В нескольких шагах от пирса — холм. Удивительно и достойно восхищения, что он полый внутри. В скалистом грунте холма вырублены сводчатые галереи, здесь стоят торговые корабли, надёжно укрытые от бурь и нападений, возможных в открытом море. А оно плещется у самого подножия Храма, стоящего на холме. Вверх ведёт широкая мраморная лестница от пирса, и там, наверху, высится сам Храм — олицетворение власти цезарей здесь, на нашей земле. Белые алебастровые плиты, в которых блестят на солнце кусочки слюды, ослепляя глаза, покрывают стены. Колонны поражают высотой и мощью. Я знаю, там, в Храме, две статуи: одна изображает Рим, вторая — самого Цезаря. Говорят, обе статуи просто дышат величием. Только что мне, бедной, раздавленной этим величием женщине, до него? Я оборачиваюсь к морю, и вижу десятки кораблей у причалов порта, и плещущиеся на ветру паруса. Они — тоже белого цвета, в насмешку надо мной, наверное. И картина моря за ними — величественна и прекрасна. А в сердце моём, и теперь уже навеки, поселилась чернота ночи. Я хотела бы умереть здесь, о Кесария, на самом твоём берегу, у причала. Прилечь на ступеньках лестницы, ведущей к Храму, и тихо уйти из жизни под дуновение лёгкого ветра с моря, под плеск соленой воды и под крики чаек. Но дитя, что я ношу под сердцем, толкает меня, ворочаясь там, в глубине моего тела, бьет меня ножкой. Оно призывает меня к жизни. Сердце моё исполнено горя, а эта новая жизнь во мне стремится наружу, хочет вырваться, расти, укрепляться, чтобы потом, в свою очередь, хлебнуть полной мерой счастья, и ещё более полной — несчастья… Зачем? Разве я знаю ответы на все твои загадки, Великая Мать?
Поначалу у меня не было слёз, и их появление — почти гимн жизни, именно жизни, а не смерти, которую я призываю. То отчаяние, которое обрушилось на меня в ночь нашего прощания, и не покидало все последующие дни, можно ли описать словами?

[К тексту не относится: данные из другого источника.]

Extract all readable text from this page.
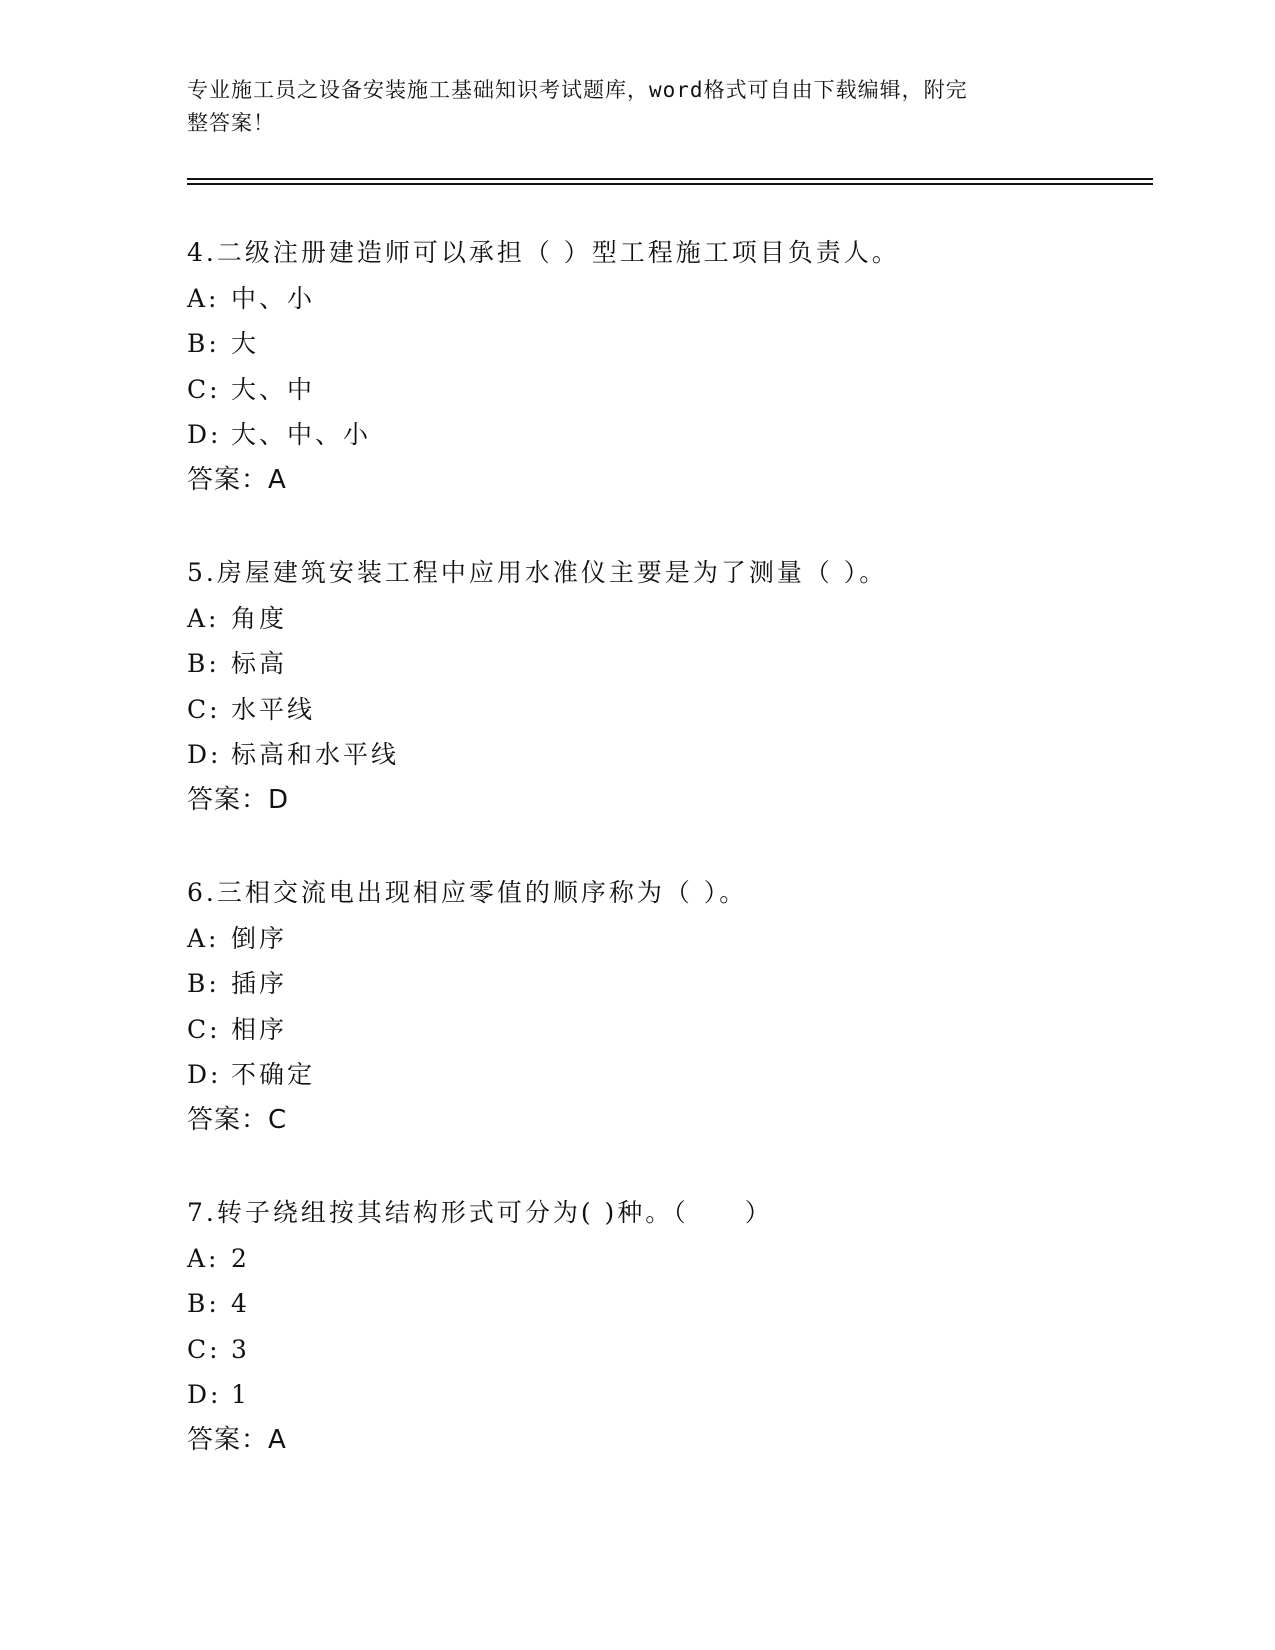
专业施工员之设备安装施工基础知识考试题库，word格式可自由下载编辑，附完
整答案！
4.二级注册建造师可以承担（ ）型工程施工项目负责人。
A: 中、小
B: 大
C: 大、中
D: 大、中、小
答案：A
5.房屋建筑安装工程中应用水准仪主要是为了测量（ ）。
A: 角度
B: 标高
C: 水平线
D: 标高和水平线
答案：D
6.三相交流电出现相应零值的顺序称为（ ）。
A: 倒序
B: 插序
C: 相序
D: 不确定
答案：C
7.转子绕组按其结构形式可分为( )种。（　　）
A: 2
B: 4
C: 3
D: 1
答案：A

Та, которая ждёт меня за порогом жизни, я знаю, никак не будет страшнее. Когда однажды умрёшь под гнётом невыразимого горя, а потом, вопреки свому желанию, воскреснешь, со смертью у тебя возникают новые, почти дружеские отношения. Понимаешь, что вслед за нею придут покой и отдохновение. Смерть не знает той боли, что может дать жизнь.
Я помню, что известие о поимке Иисуса принёс нам Марк. Я всё последнее время была в тревоге за мужа. Почему-то лишь в эту ночь, когда волнение должно было бы помешать моему сну, я вдруг заснула беспробудно и крепко. Теперь, когда я уже могу вспоминать и оценивать прошлое, думаю, что виноват в этом Иисус. Прощаясь, он говорил: «Спи, Мирйам, спи крепко! Отдохни, любимая, в эту ночь, не терзайся тревогой, ты устала. Что должно случиться — случится, тогда и будешь терзаться… А теперь посмотри, какой вокруг покой! Странная луна сегодня. Видишь, какое вокруг неё сияние? Словно её завернули в тёплую, мягкую ткань, а её свет упрямо пробивается, льётся наружу, и цвет лучей — сине-жёлтый. Спи, Мириам, мы сейчас ещё посидим, поговорим с тальмидами, и пойдём ночевать под этим небом. Нет, тебе не надо идти с нами. Я знаю, что ты храбрая и терпеливая, что ко всему привыкла. Но ты теперь не одна. Думай и поступай так, как оно и есть уже — за двоих…»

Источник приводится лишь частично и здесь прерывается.